I. Der Berufung wird keine Folge gegeben; das angefochtene Straferkenntnis wird vollinhaltlich bestätigt.

Rechtsgrundlage:

§ 66 Abs. 4 Allgemeines Verwaltungsverfahrensgesetz 1991, BGBl. Nr. 51, zuletzt geändert durch BGBl. I Nr. 117/2002 - AVG iVm § 19, § 24, § 51 Abs.1 und § 51e Abs.1 Z1 Verwaltungsstrafgesetz 1991, BGBl. Nr. 52, zuletzt geändert durch BGBl. I Nr. 117/2002 - VStG.

II. Als Kosten für das Berufungsverfahren werden dem Berufungswerber zuzüglich zu den erstinstanzlichen Verfahrenskosten 80 Euro (20% der verhängten Strafe) auferlegt.

Rechtsgrundlage:

§ 64 Abs.1 und 2 VStG.

Entscheidungsgründe:

1. Die Bezirkshauptmannschaft Ried im Innkreis hat mit dem o.a.

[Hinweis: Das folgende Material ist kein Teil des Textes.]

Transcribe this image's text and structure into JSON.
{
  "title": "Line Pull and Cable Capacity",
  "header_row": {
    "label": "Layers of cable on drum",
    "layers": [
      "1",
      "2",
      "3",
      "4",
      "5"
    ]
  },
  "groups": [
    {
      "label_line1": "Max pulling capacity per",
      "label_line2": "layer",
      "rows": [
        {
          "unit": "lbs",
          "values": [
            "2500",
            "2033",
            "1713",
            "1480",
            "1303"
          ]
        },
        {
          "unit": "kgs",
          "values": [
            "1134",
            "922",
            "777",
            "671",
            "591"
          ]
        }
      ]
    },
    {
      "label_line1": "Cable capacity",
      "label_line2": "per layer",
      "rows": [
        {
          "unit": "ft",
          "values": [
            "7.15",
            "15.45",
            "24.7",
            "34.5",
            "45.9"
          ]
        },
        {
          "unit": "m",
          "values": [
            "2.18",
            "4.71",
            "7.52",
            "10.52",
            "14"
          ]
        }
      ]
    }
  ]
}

Straferkenntnis wider den Berufungswerber eine Geldstrafe von 400 Euro und im Falle der Uneinbringlichkeit eine Ersatzfreiheitsstrafe von 120 Stunden, sowie an Verfahrenskosten in Höhe von 80 Euro verhängt, weil sie am 9.6.2003 um 12.04 Uhr, mit dem Pkw, Kennzeichen , auf der A8 in Richtung Suben gelenkt und dabei im Gemeindegebiet von Antiesenhofen, bei Strkm 68,009, die auf österreichischen Autobahnen erlaubte Höchstgeschwindigkeit von 130 km/h um 67 km/h überschritten habe.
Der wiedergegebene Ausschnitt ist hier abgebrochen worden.